Ho mandato via mio figlio e la sua fidanzata incinta. E non me ne pento. Nemmeno un po’.

Ho cacciato mio figlio e la sua ragazza incinta. E non mi pento. Neanche un po’.

Quando racconto la mia storia, le reazioni sono diverse. C’è chi mi condanna, chi prova compassione, ma io rispondo sempre allo stesso modo: no, non provo vergogna. Perché ho fatto troppo per mio figlio per permettergli di approfittarsi di me e di portarmi in casa anche una “famiglia”.

Ero una madre single. Mio marito, un pigro scansafatiche, non ha mai voluto essere un vero padre. Lavorare? Non faceva per lui. Fumava in casa, beveva con gli amici, mi umiliava, viveva alle mie spalle. Ho sopportato, ma a un certo punto ho capito: o sopravvivo io, o lui. E me ne sono andata. L’ho cacciato, proprio come poi ho fatto con mio figlio.

Ho lavorato come una pazza, senza mai un attimo di respiro, solo per garantire a mio figlio, Matteo, tutto ciò di cui aveva bisogno: cibo, vestiti, una casa accogliente, un sorriso. Ho comprato un bilocale in un buon quartiere. Ma ho commesso un errore: ho trascurato l’educazione.

Mia madre mi aiutava, ma troppo. Ha cresciuto Matteo come un orfano, un ragazzo a cui “tutto era dovuto”. Non sapeva fare niente. Né cucinare, né pulire, né dire un semplice “grazie”. Ma lamentarsi con la nonna? Quello sì. Io ero la cattiva, perché gli facevo lavare i piatti, perché non capivo la sua anima sensibile.

A sedici anni, Matteo era già più forte di me fisicamente, ma al minimo rimprovero correva dalla nonna a piangere. All’esercito, ovviamente, non è andato—la nonna lo ha “protetto”. Studiare? Non voleva. Lavorare? Meno che mai. Stava a casa, mangiava, beveva con gli amici, spendeva i miei soldi e passava le giornate al computer.

Poi, come un fulmine a ciel sereno: “Mamma, Alice è incinta.” Alice, la sua ragazza di diciott’anni, al primo anno di università, senza esperienza di vita. “Vivremo da te”, ha detto. Senza un “per favore”, un “grazie”, niente. Solo un ordine: “Ora siamo in due, dacci da mangiare, da bere e un tetto.”

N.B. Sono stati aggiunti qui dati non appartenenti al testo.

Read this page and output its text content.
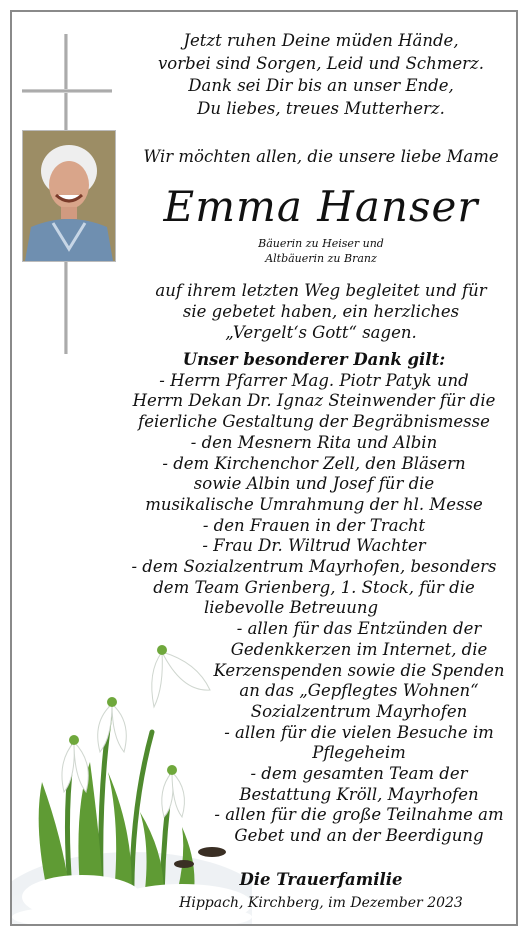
Jetzt ruhen Deine müden Hände,
vorbei sind Sorgen, Leid und Schmerz.
Dank sei Dir bis an unser Ende,
Du liebes, treues Mutterherz.
Wir möchten allen, die unsere liebe Mame
Emma Hanser
Bäuerin zu Heiser und
Altbäuerin zu Branz
auf ihrem letzten Weg begleitet und für
sie gebetet haben, ein herzliches
„Vergelt‘s Gott“ sagen.
Unser besonderer Dank gilt:
- Herrn Pfarrer Mag. Piotr Patyk und
Herrn Dekan Dr. Ignaz Steinwender für die
feierliche Gestaltung der Begräbnismesse
- den Mesnern Rita und Albin
- dem Kirchenchor Zell, den Bläsern
sowie Albin und Josef für die
musikalische Umrahmung der hl. Messe
- den Frauen in der Tracht
- Frau Dr. Wiltrud Wachter
- dem Sozialzentrum Mayrhofen, besonders
dem Team Grienberg, 1. Stock, für die
liebevolle Betreuung
- allen für das Entzünden der
Gedenkkerzen im Internet, die
Kerzenspenden sowie die Spenden
an das „Gepflegtes Wohnen“
Sozialzentrum Mayrhofen
- allen für die vielen Besuche im
Pflegeheim
- dem gesamten Team der
Bestattung Kröll, Mayrhofen
- allen für die große Teilnahme am
Gebet und an der Beerdigung
Die Trauerfamilie
Hippach, Kirchberg, im Dezember 2023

Mi sono seduta con lui per parlare. Gli ho chiesto: “Hai intenzione di lavorare? Come pensate di vivere? Vuoi crescere un bambino senza una professione né responsabilità?” Lui è rimasto in silenzio. Guardava per terra, si mordeva il labbro, e non ha detto una parola. E in quel momento ho capito: basta. Ho cresciuto un uomo che non è mai diventato adulto. Gli ho dato tutto, e lui ha pensato che fosse dovuto.

La discussione è stata accesa. Gli ho detto tutto quello che pensavo. Non sono obbligata a mantenere la famiglia immatura di mio figlio. Non devo sostenere la sua ragazza, che sembra credere che i bambini siano solo scarpine rosa e foto su Instagram. Gli ho dato tutto, ora tocca a lui dare qualcosa al mondo. O almeno a se stesso.

Li ho cacciati entrambi. Sì, anche la ragazza incinta. Perché se sono abbastanza grandi per fare un figlio, allora possono essere abbastanza grandi per affrontare le conseguenze.

Adesso vivono da mia madre. Lei continua a fare la salvatrice, spendendo la sua pensione, quei pochi soldi che ha. Io pago le bollette e le medicine. A mio figlio? Non gli do niente. Neanche un centesimo. Ed è giusto così.

Molti mi dicono: “Ma come, sei sua madre!” E io rispondo: essere madre non significa farsi mettere i piedi in testa. Essere madre significa educare. E a volte, essere severa.

Non mi pento. Perché se non li avessi cacciati, mi sarei trovata con due fannulloni a carico e un bambino in più. E io, sapete, ho anche una mia vita.

Mio figlio capirà. Forse non subito. Forse quando diventerà padre. O forse no. Ma la mia coscienza è pulita. Perché ho fatto tutto quello che potevo. E quando qualcuno calpesta il tuo amore con i piedi sporchi, devi chiudergli la porta in faccia. Anche se è tuo figlio.